Matching multiple regex groups in Javascript

Your regex is an example of how repeated capturing group works: (ab)+ only captures the last occurrence of ab in an abababab string.

In your case, you may perform two steps: 1) validate the input string to make sure it follows the pattern you want, 2) extract parts from the string using a g based regex.

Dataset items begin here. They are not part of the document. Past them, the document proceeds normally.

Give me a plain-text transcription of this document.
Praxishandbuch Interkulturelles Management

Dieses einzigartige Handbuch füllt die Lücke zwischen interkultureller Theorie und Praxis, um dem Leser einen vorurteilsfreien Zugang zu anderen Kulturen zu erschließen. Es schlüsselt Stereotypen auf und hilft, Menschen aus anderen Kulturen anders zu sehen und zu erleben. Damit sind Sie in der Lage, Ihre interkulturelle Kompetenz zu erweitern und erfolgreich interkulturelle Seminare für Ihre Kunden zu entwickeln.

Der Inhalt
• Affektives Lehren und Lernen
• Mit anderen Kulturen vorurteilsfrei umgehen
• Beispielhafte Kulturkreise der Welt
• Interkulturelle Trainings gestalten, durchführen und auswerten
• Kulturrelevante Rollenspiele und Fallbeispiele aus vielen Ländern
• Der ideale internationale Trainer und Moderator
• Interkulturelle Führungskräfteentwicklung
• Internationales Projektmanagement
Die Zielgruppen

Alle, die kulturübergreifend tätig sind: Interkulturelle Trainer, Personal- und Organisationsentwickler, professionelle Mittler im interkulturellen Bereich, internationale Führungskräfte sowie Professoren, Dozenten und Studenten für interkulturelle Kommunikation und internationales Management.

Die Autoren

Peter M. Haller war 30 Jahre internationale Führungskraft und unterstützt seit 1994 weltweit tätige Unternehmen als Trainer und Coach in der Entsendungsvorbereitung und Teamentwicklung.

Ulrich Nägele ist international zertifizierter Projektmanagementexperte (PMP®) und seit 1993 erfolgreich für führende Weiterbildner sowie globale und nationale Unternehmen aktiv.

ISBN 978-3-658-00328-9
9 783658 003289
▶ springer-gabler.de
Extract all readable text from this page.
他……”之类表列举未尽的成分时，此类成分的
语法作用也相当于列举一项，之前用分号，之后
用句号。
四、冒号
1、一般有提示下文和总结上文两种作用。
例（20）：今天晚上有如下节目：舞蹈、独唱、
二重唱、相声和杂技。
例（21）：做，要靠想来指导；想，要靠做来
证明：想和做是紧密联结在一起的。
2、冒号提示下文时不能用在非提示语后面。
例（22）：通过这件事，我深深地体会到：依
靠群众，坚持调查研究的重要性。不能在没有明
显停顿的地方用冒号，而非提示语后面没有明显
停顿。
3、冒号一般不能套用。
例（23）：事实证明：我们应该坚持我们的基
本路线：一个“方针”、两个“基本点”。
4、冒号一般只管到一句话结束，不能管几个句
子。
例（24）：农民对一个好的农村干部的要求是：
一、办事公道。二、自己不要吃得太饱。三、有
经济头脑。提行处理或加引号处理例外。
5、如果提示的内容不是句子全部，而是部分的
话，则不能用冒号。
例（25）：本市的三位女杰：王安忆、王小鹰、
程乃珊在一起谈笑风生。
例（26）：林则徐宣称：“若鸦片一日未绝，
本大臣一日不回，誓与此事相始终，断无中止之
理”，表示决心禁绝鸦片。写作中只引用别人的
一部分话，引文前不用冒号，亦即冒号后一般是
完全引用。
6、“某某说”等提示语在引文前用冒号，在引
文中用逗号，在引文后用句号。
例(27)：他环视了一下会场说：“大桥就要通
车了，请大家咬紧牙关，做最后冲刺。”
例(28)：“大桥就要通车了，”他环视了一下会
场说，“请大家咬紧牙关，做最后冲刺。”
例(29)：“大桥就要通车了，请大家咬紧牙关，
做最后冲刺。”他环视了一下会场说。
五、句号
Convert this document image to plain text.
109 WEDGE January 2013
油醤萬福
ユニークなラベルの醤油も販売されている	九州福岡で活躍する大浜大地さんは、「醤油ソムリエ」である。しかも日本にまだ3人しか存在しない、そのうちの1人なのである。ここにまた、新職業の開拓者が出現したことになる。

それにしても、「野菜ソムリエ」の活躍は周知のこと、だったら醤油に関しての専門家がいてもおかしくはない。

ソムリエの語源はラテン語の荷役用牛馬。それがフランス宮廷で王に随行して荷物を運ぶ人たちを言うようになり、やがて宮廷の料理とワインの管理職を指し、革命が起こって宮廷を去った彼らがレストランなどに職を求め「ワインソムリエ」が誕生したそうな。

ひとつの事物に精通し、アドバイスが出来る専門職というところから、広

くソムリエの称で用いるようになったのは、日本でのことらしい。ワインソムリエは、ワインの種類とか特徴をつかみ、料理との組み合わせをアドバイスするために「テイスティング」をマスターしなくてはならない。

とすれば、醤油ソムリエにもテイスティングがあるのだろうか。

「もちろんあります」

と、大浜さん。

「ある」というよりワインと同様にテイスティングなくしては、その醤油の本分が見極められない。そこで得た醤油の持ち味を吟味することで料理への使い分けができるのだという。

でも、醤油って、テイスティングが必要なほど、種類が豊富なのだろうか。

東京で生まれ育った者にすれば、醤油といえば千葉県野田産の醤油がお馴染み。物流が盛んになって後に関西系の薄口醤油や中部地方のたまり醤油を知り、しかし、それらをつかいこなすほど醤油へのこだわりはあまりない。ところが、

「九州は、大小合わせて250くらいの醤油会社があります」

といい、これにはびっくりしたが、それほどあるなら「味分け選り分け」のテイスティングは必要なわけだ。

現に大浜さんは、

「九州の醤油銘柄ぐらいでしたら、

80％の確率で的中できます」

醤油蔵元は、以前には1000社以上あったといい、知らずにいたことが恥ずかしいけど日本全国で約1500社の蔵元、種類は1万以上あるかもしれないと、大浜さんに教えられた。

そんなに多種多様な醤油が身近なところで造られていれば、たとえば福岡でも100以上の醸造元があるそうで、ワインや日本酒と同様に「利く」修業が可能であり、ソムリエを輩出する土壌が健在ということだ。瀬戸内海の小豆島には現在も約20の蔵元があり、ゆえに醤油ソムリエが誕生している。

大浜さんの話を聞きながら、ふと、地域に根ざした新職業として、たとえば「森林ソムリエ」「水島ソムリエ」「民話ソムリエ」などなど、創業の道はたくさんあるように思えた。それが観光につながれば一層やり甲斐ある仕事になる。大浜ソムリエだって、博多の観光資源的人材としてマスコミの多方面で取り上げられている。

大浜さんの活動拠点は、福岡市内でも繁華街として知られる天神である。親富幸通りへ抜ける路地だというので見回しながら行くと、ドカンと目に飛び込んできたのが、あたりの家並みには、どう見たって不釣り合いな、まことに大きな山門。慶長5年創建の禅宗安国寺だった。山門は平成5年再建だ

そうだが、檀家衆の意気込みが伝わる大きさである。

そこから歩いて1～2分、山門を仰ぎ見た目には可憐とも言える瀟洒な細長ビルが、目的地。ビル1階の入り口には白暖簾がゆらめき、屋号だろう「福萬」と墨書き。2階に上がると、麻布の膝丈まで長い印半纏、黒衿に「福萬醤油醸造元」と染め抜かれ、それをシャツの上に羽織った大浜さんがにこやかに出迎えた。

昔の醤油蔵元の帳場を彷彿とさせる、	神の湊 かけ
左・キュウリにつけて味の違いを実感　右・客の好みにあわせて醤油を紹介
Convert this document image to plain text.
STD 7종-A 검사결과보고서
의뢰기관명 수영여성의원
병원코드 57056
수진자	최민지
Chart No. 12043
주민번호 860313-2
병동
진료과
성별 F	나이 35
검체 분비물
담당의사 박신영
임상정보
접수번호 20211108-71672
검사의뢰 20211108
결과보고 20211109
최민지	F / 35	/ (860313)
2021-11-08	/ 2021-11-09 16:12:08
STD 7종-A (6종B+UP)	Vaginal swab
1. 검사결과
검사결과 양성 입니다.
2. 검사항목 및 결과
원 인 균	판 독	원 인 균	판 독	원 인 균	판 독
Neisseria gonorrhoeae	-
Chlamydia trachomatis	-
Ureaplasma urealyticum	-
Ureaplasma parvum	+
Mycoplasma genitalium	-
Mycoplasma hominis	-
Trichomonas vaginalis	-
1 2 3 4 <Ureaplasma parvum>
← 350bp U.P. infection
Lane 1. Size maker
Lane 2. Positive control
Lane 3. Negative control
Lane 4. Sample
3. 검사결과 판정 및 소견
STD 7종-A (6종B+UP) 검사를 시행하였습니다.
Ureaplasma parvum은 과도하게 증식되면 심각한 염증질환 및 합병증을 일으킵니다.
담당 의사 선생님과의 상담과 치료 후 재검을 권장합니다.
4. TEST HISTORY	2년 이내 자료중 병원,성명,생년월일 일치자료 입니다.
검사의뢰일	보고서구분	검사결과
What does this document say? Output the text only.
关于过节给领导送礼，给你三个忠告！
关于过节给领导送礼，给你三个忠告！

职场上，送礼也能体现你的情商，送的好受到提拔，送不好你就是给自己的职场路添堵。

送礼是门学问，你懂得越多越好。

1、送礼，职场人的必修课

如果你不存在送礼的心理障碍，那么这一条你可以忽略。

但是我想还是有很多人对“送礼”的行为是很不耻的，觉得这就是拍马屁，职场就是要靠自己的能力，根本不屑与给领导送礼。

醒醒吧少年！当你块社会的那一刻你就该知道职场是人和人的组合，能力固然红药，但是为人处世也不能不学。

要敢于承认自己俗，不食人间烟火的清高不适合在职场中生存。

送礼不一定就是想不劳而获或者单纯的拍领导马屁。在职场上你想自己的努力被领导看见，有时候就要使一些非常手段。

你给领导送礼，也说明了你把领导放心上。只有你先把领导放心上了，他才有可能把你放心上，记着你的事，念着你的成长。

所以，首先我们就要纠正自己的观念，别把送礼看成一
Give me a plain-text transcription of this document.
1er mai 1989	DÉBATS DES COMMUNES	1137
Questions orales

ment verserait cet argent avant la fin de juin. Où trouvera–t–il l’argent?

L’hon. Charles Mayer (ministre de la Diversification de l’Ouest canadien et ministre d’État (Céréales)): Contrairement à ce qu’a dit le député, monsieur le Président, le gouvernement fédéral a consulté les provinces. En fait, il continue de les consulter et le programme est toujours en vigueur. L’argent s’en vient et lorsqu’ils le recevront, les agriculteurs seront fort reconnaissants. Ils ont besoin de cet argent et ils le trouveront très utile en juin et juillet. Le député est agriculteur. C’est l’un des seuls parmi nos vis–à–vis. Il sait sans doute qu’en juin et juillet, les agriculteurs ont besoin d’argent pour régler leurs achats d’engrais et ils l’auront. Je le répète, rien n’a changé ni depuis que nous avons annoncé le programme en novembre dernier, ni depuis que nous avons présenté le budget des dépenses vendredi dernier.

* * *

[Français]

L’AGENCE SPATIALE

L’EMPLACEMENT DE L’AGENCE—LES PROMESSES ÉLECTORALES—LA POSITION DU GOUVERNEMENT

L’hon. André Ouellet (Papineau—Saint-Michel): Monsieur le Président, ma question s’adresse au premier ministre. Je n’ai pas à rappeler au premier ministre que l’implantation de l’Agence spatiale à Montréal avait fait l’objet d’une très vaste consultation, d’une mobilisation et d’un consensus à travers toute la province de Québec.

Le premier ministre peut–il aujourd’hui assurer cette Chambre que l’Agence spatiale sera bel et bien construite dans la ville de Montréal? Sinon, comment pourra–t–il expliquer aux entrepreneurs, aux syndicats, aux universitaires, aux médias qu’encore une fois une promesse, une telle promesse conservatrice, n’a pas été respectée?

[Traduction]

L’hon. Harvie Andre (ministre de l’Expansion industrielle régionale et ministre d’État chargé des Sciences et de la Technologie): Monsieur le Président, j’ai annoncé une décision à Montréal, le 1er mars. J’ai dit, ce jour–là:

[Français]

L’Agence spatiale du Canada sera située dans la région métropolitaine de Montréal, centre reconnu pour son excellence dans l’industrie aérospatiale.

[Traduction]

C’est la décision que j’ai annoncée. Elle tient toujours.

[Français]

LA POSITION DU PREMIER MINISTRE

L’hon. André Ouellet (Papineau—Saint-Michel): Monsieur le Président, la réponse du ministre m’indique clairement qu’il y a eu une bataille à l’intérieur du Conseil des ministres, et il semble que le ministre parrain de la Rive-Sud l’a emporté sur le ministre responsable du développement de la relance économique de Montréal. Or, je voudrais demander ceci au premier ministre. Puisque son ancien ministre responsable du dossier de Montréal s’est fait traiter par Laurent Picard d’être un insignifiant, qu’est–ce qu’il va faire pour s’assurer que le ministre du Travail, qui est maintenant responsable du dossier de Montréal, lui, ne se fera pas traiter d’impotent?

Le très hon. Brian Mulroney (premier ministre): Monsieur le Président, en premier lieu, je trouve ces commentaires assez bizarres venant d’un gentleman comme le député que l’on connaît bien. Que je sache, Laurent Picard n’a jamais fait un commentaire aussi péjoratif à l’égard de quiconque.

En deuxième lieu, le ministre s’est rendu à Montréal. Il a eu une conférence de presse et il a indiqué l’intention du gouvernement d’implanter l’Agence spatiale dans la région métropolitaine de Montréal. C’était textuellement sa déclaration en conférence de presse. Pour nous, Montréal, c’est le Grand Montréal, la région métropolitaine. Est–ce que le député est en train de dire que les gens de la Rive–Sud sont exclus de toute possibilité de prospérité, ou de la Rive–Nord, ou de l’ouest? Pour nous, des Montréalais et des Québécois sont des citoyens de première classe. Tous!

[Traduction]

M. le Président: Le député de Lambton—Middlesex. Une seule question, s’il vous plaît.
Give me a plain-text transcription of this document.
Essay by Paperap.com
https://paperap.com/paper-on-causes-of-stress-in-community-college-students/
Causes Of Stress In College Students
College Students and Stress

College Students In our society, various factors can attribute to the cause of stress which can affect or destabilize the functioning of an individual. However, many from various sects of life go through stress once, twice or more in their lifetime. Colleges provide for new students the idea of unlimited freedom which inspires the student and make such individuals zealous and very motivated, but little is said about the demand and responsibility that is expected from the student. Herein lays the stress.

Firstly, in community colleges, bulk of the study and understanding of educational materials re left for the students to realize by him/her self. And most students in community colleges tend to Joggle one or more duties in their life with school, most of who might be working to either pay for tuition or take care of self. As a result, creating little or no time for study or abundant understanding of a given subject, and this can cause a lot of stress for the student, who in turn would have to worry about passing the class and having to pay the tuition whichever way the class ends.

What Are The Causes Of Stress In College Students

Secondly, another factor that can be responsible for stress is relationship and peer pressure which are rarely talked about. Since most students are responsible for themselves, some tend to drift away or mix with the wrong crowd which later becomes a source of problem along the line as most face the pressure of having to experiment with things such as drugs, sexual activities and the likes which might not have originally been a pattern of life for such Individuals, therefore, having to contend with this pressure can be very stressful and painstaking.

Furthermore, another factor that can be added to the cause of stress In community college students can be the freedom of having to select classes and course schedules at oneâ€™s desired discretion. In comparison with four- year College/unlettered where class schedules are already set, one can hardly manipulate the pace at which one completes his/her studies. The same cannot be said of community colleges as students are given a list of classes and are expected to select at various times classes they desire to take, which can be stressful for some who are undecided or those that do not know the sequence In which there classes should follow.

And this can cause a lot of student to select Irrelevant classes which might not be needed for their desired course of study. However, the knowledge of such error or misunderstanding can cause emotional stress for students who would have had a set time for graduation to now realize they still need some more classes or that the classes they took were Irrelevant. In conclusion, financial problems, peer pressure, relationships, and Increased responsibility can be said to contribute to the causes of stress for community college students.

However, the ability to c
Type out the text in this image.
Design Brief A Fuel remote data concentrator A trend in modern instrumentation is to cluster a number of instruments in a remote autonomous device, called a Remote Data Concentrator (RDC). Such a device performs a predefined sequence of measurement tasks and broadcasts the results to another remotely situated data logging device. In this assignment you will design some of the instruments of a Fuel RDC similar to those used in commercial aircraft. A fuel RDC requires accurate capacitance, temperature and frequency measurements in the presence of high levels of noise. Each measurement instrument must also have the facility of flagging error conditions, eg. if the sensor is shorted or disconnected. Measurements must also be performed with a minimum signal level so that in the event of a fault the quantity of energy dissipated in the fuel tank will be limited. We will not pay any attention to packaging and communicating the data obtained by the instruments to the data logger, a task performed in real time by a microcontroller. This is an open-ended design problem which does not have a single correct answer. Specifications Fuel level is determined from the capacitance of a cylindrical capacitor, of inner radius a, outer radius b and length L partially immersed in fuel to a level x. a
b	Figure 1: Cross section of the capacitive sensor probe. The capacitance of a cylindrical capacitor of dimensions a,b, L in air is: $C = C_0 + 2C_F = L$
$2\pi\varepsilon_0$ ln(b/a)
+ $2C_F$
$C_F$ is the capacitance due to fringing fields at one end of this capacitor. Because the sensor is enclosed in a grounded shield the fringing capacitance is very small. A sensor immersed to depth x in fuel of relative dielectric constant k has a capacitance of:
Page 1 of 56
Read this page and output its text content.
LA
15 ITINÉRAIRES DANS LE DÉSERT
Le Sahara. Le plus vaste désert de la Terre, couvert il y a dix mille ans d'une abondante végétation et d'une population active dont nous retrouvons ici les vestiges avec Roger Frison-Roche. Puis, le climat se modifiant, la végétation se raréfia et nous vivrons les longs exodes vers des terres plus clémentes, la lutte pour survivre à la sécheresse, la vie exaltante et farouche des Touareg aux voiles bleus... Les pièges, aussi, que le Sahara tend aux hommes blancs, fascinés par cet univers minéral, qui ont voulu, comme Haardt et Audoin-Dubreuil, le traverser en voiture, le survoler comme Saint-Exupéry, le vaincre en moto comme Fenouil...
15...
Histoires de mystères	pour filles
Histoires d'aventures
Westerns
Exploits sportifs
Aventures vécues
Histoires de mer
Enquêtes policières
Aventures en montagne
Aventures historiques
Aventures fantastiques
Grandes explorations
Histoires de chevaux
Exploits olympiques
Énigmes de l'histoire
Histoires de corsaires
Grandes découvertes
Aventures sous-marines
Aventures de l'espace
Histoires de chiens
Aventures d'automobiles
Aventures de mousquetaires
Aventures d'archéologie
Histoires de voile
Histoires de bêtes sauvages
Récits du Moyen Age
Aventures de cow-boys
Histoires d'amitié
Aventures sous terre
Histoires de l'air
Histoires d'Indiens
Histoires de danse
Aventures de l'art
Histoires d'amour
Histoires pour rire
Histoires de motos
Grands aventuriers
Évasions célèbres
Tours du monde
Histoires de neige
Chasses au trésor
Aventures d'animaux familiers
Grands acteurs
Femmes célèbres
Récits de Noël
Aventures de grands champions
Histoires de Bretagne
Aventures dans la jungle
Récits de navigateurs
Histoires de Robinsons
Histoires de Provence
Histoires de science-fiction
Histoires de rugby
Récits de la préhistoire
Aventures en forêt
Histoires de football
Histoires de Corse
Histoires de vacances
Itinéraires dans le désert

To validate the string you may use

/^#[^|]+\|[^|]+(?:\|[^|]+\|[^|]+)*$/

See the regex demo. It is basically your original regex but it is more efficient, has no capturing groups (we do not need them at this step), and it does not allow | at the start / end of the string (but you may add \|* after # and before $ if you need that).

Details

• ^# - # at the start of the string
• [^|]+ - 1+ chars other than |
• \| - a |
• [^|]+ - 1+ chars other than |
• (?:\|[^|]+\|[^|]+)* - 0+ sequences of
  • \| - a | char
  • [^|]+\|[^|]+ - 1+ chars other than |, | and again 1+ chars other than |
• $ - end of string.

To extract the pairs, you may use a simple /([^|]+)\|([^|]+)/ regex (the input will be the substring starting at Position 1).

Whole solution:

var s = "#something|somethingelse|morestuff|evenmorestuff";
var rx_validate = /^#[^|]+\|[^|]+(?:\|[^|]+\|[^|]+)*$/;
var rx_extract = /([^|]+)\|([^|]+)/g;
var m, result = [];
if (rx_validate.test(s)) {
  while (m=rx_extract.exec(s.substr(1))) {
    result.push([m[1], m[2]]);
  }
}
console.log(result);
// or just pairs as strings
// console.log(s.substr(1).match(rx_extract));
// => [ "something|somethingelse",  "morestuff|evenmorestuff" ]